27. (4) Pour l’application du présent article, est assimilé au jugement définitif le jugement qui statue au fond sur un droit, à l’exception des questions renvoyées à l’arbitrage par le jugement.

27. (4) For the purposes of this section, a final judgment includes a judgment that determines a substantive right except as to any question to be determined by a referee pursuant to the judgment.

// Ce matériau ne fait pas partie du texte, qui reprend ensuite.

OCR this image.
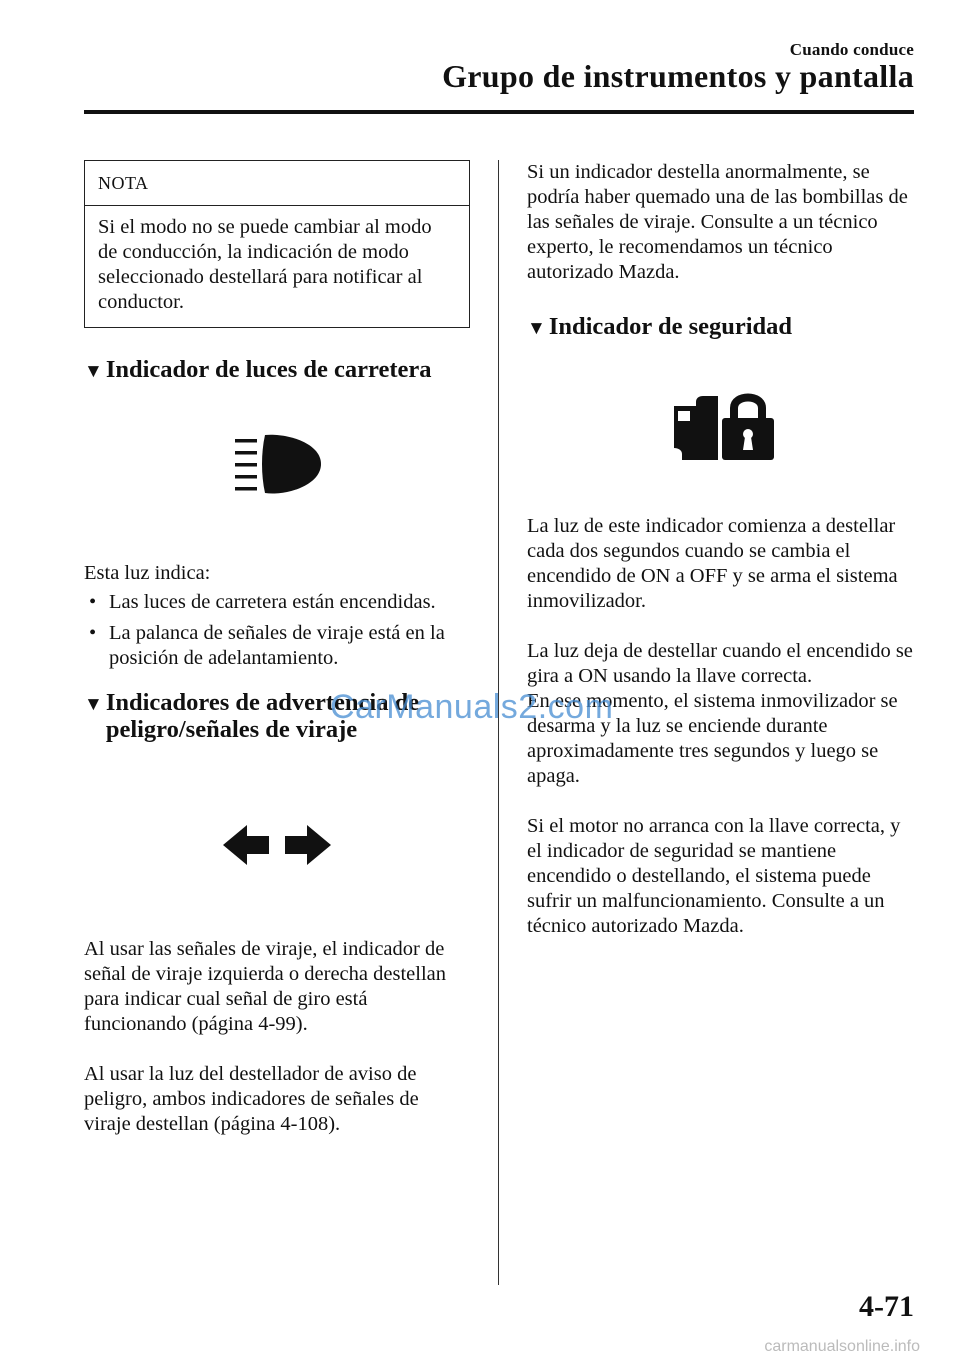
Cuando conduce
Grupo de instrumentos y pantalla
NOTA
Si el modo no se puede cambiar al modo de conducción, la indicación de modo seleccionado destellará para notificar al conductor.
▼ Indicador de luces de carretera

Esta luz indica:

• Las luces de carretera están encendidas.
• La palanca de señales de viraje está en la posición de adelantamiento.
▼ Indicadores de advertencia de
peligro/señales de viraje

Al usar las señales de viraje, el indicador de señal de viraje izquierda o derecha destellan para indicar cual señal de giro está funcionando (página 4-99).

Al usar la luz del destellador de aviso de peligro, ambos indicadores de señales de viraje destellan (página 4-108).

Si un indicador destella anormalmente, se podría haber quemado una de las bombillas de las señales de viraje. Consulte a un técnico experto, le recomendamos un técnico autorizado Mazda.

▼ Indicador de seguridad

La luz de este indicador comienza a destellar cada dos segundos cuando se cambia el encendido de ON a OFF y se arma el sistema inmovilizador.

La luz deja de destellar cuando el encendido se gira a ON usando la llave correcta.

En ese momento, el sistema inmovilizador se desarma y la luz se enciende durante aproximadamente tres segundos y luego se apaga.

Si el motor no arranca con la llave correcta, y el indicador de seguridad se mantiene encendido o destellando, el sistema puede sufrir un malfuncionamiento. Consulte a un técnico autorizado Mazda.

CarManuals2.com
4-71
carmanualsonline.info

[17] Cette observation indique, aux fins de l’article 27 de la Loi sur les CF, que le paragraphe 27(4) vise à annuler les restrictions imposées par la définition générale de l’expression « jugement définitif » au paragraphe 2(1). Cet argument repose entièrement sur une interprétation littérale du paragraphe 27(4) et ne tient pas compte de son contexte. Quoi qu’il en soit, le paragraphe 27(4) n’aide pas la cause de l’appelante, car il exige qu’un droit matériel soit en litige. Or, comme je l’ai mentionné précédemment, aucun droit matériel n’est en litige dans la requête.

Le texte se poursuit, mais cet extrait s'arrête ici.